I cereali sono piante appartenenti alla famiglia delle Graminacee, coltivate per la produzione dei frutti cariossidi. Frumento, orzo, avena, segale sono cereali microtermi, con basse esigenze termiche e un ciclo autunnale-primaverile. Riso, mais, miglio e sorgo sono cereali macrotermi con elevate esigenze termiche ciclo primaverile-estivo. La cariosside all'interno della spiga è protetta dalle cosiddette glume o brattee.

Caratteristiche dei cereali

In alcuni cereali tali rivestimenti sono intimamente associati ai tegumenti del frutto per questa caratteristica tali cariossidi sono definite vestite. In altri cereali i rivestimenti si separano facilmente e questi cereali sono definiti nudi.

Il frumento o grano è il più importante e il più diffuso tra tutti i cereali. La pianta si adatta a diversi tipi di terreno e a diverse condizioni climatiche. Le specie più comuni sono:

  • Il grano tenero, che ha la cariosside opaca, ricca di amido e adatta alla panificazione
  • Il grano duro che ha la cariosside dura e lucida, ricca di glutine e adatta per la preparazione di paste alimentari.

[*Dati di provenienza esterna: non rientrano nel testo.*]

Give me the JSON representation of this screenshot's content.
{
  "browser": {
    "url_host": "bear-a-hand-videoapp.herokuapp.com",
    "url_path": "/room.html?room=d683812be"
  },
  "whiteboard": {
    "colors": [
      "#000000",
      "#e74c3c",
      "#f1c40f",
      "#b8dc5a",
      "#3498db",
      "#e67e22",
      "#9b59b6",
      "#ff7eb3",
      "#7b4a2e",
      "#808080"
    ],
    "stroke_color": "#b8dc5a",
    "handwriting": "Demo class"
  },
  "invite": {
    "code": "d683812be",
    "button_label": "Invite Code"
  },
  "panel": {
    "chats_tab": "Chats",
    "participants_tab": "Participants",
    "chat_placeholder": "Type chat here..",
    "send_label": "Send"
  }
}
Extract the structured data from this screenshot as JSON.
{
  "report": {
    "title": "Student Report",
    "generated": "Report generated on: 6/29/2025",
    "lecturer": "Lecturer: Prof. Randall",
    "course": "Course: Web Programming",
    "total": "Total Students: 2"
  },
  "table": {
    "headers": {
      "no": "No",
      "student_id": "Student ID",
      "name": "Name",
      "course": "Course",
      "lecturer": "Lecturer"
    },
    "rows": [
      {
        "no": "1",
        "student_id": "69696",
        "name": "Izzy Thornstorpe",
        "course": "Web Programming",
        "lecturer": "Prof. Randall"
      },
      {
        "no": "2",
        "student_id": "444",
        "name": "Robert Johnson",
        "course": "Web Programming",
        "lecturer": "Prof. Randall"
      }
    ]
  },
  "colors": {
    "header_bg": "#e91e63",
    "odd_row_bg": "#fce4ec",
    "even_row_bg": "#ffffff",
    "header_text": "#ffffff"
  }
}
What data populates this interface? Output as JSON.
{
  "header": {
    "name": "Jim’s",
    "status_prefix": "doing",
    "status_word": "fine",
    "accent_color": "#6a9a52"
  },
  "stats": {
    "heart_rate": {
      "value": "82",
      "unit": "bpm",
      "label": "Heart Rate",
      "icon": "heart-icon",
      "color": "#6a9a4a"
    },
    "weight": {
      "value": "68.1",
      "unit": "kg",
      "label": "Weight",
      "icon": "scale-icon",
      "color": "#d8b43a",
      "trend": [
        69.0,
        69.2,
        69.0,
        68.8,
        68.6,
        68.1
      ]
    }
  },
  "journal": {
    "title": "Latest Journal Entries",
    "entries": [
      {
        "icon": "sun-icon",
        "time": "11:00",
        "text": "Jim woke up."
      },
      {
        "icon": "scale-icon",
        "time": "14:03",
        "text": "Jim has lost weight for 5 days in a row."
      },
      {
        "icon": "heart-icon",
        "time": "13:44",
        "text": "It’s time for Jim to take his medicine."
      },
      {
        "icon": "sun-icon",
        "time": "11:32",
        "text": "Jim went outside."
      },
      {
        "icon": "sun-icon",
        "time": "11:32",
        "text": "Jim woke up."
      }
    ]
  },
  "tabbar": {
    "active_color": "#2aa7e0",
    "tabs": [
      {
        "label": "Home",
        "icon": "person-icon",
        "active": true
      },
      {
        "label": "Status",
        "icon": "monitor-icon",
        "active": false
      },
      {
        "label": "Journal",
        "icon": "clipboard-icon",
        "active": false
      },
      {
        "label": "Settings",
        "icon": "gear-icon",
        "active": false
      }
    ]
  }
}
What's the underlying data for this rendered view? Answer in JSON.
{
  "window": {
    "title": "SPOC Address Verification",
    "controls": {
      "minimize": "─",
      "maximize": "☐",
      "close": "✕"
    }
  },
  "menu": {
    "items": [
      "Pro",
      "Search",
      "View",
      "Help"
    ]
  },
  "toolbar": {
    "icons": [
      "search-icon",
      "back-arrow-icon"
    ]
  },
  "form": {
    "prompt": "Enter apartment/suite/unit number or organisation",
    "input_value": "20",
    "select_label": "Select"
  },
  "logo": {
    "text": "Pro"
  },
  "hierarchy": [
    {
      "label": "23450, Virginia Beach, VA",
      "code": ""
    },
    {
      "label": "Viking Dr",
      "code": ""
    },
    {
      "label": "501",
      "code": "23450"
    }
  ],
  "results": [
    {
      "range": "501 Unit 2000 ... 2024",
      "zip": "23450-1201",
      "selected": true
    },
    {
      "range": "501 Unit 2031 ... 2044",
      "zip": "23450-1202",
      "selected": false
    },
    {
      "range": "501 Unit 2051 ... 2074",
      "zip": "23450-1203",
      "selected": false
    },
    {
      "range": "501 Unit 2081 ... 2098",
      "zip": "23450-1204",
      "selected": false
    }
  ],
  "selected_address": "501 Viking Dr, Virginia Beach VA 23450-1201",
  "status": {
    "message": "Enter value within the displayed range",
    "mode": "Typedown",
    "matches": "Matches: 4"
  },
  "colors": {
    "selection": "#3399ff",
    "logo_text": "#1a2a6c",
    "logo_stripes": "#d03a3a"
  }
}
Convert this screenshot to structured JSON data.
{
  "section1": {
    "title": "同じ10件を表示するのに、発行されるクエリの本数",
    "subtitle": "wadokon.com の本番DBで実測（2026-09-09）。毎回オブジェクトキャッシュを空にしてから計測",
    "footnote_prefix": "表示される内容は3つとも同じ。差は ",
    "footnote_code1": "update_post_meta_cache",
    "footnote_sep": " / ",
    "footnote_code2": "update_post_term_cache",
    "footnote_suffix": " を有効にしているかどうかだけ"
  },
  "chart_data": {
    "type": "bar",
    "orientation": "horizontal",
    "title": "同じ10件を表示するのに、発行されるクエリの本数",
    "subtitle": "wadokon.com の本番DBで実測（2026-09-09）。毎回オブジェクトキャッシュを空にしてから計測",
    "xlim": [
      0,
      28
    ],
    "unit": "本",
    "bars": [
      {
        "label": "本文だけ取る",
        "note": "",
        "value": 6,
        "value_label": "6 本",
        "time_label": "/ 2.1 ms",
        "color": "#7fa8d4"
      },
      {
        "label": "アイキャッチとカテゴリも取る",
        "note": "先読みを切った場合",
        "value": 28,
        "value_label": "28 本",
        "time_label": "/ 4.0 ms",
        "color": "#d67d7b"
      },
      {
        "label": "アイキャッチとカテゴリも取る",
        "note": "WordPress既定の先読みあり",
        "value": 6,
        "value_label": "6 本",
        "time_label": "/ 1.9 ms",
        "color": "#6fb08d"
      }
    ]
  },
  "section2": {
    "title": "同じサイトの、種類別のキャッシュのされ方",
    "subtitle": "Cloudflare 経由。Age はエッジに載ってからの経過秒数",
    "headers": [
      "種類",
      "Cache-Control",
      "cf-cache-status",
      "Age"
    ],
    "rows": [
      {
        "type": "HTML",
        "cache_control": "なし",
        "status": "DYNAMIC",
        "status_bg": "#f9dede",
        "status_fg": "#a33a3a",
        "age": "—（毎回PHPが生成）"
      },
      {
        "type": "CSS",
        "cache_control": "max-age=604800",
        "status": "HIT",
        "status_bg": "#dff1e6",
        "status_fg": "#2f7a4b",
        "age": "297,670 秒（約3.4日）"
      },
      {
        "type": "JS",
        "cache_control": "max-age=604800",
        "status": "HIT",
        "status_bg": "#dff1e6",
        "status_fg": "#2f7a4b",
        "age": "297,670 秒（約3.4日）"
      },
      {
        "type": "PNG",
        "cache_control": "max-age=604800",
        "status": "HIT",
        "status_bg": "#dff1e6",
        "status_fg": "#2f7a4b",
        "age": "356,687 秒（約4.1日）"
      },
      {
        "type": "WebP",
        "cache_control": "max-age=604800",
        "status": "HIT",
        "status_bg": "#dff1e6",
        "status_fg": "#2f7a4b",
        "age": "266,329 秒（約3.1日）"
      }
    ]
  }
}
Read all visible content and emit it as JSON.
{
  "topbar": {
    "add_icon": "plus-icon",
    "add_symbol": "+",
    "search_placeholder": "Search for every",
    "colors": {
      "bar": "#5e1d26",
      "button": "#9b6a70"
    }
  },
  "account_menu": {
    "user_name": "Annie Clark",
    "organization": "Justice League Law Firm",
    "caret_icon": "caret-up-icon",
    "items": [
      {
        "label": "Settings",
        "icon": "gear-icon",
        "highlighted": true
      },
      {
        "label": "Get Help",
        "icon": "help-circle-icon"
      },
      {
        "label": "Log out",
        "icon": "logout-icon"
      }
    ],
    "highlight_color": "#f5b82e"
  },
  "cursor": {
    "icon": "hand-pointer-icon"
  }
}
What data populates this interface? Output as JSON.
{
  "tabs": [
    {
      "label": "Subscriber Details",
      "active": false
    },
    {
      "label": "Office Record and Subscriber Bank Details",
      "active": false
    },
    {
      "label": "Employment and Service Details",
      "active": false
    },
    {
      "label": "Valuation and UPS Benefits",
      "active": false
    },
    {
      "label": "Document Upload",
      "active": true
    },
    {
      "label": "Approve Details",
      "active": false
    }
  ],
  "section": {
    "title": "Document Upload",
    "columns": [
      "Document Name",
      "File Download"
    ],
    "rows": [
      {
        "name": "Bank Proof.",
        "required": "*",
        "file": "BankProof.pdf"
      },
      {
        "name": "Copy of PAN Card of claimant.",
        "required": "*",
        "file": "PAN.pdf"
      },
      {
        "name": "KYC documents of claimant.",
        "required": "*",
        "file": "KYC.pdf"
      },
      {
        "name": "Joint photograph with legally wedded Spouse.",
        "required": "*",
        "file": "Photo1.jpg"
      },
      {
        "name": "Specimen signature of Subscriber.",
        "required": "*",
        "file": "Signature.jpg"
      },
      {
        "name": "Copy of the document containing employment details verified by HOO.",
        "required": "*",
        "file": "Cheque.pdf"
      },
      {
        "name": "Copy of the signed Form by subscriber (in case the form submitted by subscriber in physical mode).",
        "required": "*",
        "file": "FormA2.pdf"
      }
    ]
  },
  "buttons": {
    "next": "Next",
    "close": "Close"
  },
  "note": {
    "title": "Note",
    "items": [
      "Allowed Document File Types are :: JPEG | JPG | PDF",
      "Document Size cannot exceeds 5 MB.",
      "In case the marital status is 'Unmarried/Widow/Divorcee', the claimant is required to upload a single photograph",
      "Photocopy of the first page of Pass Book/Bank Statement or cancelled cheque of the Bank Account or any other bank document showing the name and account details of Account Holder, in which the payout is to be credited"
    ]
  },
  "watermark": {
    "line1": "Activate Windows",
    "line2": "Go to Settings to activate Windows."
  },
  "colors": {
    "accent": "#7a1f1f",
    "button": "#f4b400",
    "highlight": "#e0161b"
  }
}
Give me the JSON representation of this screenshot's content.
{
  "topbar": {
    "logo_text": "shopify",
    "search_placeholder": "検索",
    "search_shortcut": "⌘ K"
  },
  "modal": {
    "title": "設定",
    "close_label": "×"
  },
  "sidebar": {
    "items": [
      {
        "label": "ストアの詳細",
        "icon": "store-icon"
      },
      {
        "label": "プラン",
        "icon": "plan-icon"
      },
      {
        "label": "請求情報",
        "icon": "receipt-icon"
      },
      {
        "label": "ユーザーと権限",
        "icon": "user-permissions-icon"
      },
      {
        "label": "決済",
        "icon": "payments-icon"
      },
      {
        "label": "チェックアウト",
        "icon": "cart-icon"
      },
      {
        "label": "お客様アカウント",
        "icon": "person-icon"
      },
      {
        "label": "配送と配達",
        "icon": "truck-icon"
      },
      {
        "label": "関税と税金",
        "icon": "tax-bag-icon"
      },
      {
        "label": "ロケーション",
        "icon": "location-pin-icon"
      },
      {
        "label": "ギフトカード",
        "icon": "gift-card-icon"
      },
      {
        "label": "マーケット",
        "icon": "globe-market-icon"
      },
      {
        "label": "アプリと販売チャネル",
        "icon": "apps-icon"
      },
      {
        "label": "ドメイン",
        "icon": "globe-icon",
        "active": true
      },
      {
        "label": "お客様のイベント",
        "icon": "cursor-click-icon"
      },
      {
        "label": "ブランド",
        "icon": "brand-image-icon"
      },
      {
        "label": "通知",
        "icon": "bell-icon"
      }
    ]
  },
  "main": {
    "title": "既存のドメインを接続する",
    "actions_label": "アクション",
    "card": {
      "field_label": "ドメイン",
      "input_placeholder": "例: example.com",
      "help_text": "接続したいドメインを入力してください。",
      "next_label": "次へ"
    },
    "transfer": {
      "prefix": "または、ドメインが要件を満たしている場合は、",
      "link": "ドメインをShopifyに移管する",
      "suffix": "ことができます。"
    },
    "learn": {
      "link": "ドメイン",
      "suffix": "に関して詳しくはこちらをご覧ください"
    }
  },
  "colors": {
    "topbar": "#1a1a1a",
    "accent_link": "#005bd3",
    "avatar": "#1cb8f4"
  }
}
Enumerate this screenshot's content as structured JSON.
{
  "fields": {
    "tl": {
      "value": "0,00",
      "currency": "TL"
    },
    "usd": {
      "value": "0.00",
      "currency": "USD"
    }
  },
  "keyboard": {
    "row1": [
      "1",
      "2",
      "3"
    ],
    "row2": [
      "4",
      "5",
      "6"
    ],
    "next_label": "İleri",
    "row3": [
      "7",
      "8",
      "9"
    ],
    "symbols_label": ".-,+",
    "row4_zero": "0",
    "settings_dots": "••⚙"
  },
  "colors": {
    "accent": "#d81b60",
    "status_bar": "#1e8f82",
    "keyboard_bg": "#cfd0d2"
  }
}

Dal grano tenero si ricavano farine adatte alla panificazione e ai prodotti da forno; dal grano duro si ricavano le semole utilizzate normalmente per la fabbricazione delle paste alimentari.

  • Il frumento comprende il 30% della produzione mondiale di cereali e il 17% degli scambi internazionali di prodotti agricoli.
  • Il 75% è destinato all'alimentazione umana, 15% all'alimentazione animale, il resto per usi non alimentari.

Nel frumento ci sono carboidrati (amido, zuccheri semplici, emicellulose) e proteine (albumine, globuline, enzimi, gliadine e glutenine che formano il glutine).

Crisi dell'industria molitoria italiana

L'industria molitoria italiana ha un periodo di crisi che ha comportato una notevole riduzione dei mulini, costringendoci a importare sia grano duro che grano tenero. Il più grande produttore è l'Asia, seguita dall'Europa.

La cariosside del frumento

Nella cariosside del frumento c'è una parte esterna che si chiama pericarpo, l'endosperma e il germe.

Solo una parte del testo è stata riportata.